Prata da casa
Novembro é um mês intenso para a literatura contemporânea. Longe das listas dos mais vendidos, sem dar muita importância para o mercado literário e com muito pouco apego a convenções, vários autores surgidos nos anos 90 chegam às livrarias. Entre eles, Ronaldo Bressane, assíduo colaborador da TRIP, que acaba de escrever Céu de Lúcifer. O livro, seu quarto e último da trilogia A Outra Comédia, traz dezenove contos. Bressane conversou com a gente sobre esses autores, mercado literário, seus livros e referências, que vão de Radiohead a Dostoiévski, com o mesmo tipo de ironia que recheia seus contos. Dá uma conferida:
Por que tantos lançamentos de literatura contemporânea em um mesmo mês?
Não sei, mas tenho 3 hipóteses:
1 - Coincidência de prazos estourados;
2 - Hiperatividade;
3 - Crime organizado.
O que você acha que há de comum entre esses escritores?
Sempre que podem, esses caras se reúnem em bares, botecos e mosca-fritas variados de São Paulo para trocar idéias, falar dos lançamentos, contar piadas e falar mal dos outros escritores que não estão à mesa. Acho que, fora escrever furiosamente, explorando áreas de risco, sem convenções, não ligando a mínima para o mercado, são os únicos traços comuns.
Quais autores ou obras que mais lhe influenciaram?
Putz. Difícil. Até porque não acredito muito nessa coisa de influência - acho que cada autor cria sua própria linhagem. Dos caras que me foram importantes, colocaria, de cara, na mesma chave, dos mortos, Kafka, Dostoiévski, Campos de Carvalho, Buñuel, Chico Science. Dos vivos, Crumb, Radiohead, Sérgio Sant´Anna, Lynch, Hilda Hilst. Mas esse top ten pode mudar amanhã.
Quais as dificuldades para se lançar um livro hoje? É possível viver da literatura?
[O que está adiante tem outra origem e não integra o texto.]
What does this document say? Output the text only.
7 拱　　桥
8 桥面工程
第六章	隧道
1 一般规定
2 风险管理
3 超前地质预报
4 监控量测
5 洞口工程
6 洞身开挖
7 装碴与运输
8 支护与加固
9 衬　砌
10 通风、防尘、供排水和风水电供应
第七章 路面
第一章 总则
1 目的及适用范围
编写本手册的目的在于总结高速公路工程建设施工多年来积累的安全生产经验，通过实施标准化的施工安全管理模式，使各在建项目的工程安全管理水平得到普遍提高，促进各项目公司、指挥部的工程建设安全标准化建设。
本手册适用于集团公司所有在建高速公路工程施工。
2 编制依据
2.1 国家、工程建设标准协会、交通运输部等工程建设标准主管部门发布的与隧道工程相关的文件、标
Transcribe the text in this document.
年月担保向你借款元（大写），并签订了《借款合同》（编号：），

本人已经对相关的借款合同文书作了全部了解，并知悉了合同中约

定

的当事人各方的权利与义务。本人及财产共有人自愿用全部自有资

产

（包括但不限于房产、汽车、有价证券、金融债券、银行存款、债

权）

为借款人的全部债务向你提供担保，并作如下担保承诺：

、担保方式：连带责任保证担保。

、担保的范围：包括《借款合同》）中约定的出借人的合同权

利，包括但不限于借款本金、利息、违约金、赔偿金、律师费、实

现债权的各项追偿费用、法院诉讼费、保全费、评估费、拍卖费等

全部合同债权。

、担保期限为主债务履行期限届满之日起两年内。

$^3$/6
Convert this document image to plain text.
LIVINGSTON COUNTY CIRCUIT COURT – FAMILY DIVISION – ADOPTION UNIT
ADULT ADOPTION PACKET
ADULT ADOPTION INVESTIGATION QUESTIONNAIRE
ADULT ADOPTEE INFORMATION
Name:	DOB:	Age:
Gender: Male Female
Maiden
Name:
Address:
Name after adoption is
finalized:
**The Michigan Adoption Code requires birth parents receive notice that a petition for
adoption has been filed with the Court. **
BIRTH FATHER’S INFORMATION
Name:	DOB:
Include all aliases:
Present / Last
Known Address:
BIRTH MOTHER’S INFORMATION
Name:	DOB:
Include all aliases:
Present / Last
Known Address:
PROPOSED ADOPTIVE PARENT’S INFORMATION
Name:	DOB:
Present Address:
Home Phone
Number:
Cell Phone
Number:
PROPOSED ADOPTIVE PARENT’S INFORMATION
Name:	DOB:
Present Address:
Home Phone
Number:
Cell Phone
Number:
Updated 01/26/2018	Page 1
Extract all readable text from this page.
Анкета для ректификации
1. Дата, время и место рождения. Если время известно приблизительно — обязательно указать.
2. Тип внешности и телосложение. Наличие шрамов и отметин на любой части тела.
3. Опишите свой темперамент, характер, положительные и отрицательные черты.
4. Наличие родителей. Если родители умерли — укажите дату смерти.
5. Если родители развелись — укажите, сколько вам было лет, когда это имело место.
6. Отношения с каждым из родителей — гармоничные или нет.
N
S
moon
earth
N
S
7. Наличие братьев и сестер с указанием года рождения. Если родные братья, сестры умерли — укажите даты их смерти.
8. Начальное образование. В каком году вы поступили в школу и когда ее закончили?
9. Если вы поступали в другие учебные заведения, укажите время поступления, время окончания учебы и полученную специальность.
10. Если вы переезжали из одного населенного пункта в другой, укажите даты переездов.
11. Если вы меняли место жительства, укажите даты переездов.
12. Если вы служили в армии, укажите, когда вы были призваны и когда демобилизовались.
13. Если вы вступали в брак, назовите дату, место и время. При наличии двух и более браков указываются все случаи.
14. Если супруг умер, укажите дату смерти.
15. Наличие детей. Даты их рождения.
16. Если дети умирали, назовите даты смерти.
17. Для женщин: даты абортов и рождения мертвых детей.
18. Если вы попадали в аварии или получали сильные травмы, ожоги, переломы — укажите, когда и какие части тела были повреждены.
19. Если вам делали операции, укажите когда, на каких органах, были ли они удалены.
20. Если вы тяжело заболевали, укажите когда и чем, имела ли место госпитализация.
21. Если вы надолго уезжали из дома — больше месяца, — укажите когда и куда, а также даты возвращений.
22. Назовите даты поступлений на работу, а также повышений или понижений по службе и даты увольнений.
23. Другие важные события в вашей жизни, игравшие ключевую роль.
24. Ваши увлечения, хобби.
Viver da literatura é possível para uma meia dúzia, no Brasil - Verissimo, Ubaldo, Sabino e mais uns poucos (Paulo Coelho é auto-ajuda, não conta). Já viver de escrever é outra coisa, e é até possível - é o que paga meu aluguel, por exemplo. Quanto a lançar um livro: hoje não é tão difícil. Em uma pequena tiragem (mil exemplares), você pode produzir um belo livro com uns R$ 3 mil. Agora, como distribuir e divulgar isso é que é o problema. E para quem? Temos hoje 75% de analfabetos funcionais. Gente que mal lê o nome. Talvez 1% se interesse por literatura, no Brasil, e dentro desse 1%, uns 10% se interessem por literatura contemporânea. Se os mandatários da mídia não se ligarem nesse problema gravíssimo que é a educação, seus netos morrerão de fome.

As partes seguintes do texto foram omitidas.